I really liked the Kverga paper: the fact that the network was being brought online early was quite interesting, and I think pretty convincing for me to show that differences in activations for objects with strong context isn't due to post-processing. The question (which the authors acknowledge in the discussion) is: what does this mean? Is it just that it's brought online as quickly as possible (you can imagine from an engineering standpoint that you might want to do this)? Of course, a paper has to pick a reasonable sized problem, and so it makes sense that they don't want to do a really complex experiment to answer all the possible questions.
The one question that's always bugged me is: is contextual processing a generate and then post-process method (i.e., give me all your detections, and I'll sort out which are ok), or something making hard decisions along the way.

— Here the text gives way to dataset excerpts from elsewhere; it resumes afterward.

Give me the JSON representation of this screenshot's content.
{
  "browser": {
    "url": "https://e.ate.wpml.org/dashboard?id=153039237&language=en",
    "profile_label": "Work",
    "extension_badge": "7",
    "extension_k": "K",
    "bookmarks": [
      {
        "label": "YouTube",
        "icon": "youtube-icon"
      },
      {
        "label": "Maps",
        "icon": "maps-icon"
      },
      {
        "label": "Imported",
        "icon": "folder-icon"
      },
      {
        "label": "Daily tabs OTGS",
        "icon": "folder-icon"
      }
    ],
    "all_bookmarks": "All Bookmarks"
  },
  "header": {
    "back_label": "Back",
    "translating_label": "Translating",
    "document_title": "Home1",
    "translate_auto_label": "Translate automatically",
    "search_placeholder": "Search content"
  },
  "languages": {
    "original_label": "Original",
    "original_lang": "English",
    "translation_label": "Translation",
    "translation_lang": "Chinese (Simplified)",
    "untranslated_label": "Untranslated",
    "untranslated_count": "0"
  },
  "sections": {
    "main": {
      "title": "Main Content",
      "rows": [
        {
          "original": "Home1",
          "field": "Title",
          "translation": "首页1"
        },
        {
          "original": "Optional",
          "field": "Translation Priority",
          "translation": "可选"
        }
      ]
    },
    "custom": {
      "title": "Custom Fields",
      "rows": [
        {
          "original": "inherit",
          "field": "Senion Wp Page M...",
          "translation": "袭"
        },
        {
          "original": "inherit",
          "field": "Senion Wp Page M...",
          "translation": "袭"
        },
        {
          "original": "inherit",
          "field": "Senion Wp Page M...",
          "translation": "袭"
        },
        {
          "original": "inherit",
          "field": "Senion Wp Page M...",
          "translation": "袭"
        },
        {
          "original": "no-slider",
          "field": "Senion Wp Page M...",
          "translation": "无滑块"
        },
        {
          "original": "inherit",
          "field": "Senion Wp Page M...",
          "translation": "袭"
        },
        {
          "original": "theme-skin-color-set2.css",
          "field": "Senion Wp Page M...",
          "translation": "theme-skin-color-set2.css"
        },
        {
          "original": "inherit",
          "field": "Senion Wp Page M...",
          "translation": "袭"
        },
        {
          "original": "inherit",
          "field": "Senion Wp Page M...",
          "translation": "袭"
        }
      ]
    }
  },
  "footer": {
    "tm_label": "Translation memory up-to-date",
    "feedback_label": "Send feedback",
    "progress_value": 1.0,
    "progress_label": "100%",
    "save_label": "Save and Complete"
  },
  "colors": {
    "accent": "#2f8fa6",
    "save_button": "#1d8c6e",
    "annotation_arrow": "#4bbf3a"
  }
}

The latter's more efficient, and might be ok if you have good classifiers, but if you have bad classifiers (as we do in vision), you never want to make hard decisions. This is seems like the dichotomy discussed during the discussion section, but I'm not positive.
I think it is the latter in human brain (a good classifier). I think there is some pre-processing happening in our brain which filters proposals as per the surroundings and timings (something like a tree). For ex - If we are in a movie theater, we know other person is constrained by some particular activities. If (s)he is just looking at screen, we will infer person is watching the movie. But if his hands are constantly going towards mouth (chewing or making sound), we will infer that he is eating popcorns while watching movie. OR if there is a straw in his mouth, we will probably say that he is having a soft-drink. Somehow there is a limited set of actions and objects which can co-occur at a particular situation. But probably we have a lot of cues that we can make a very reasonable arguments.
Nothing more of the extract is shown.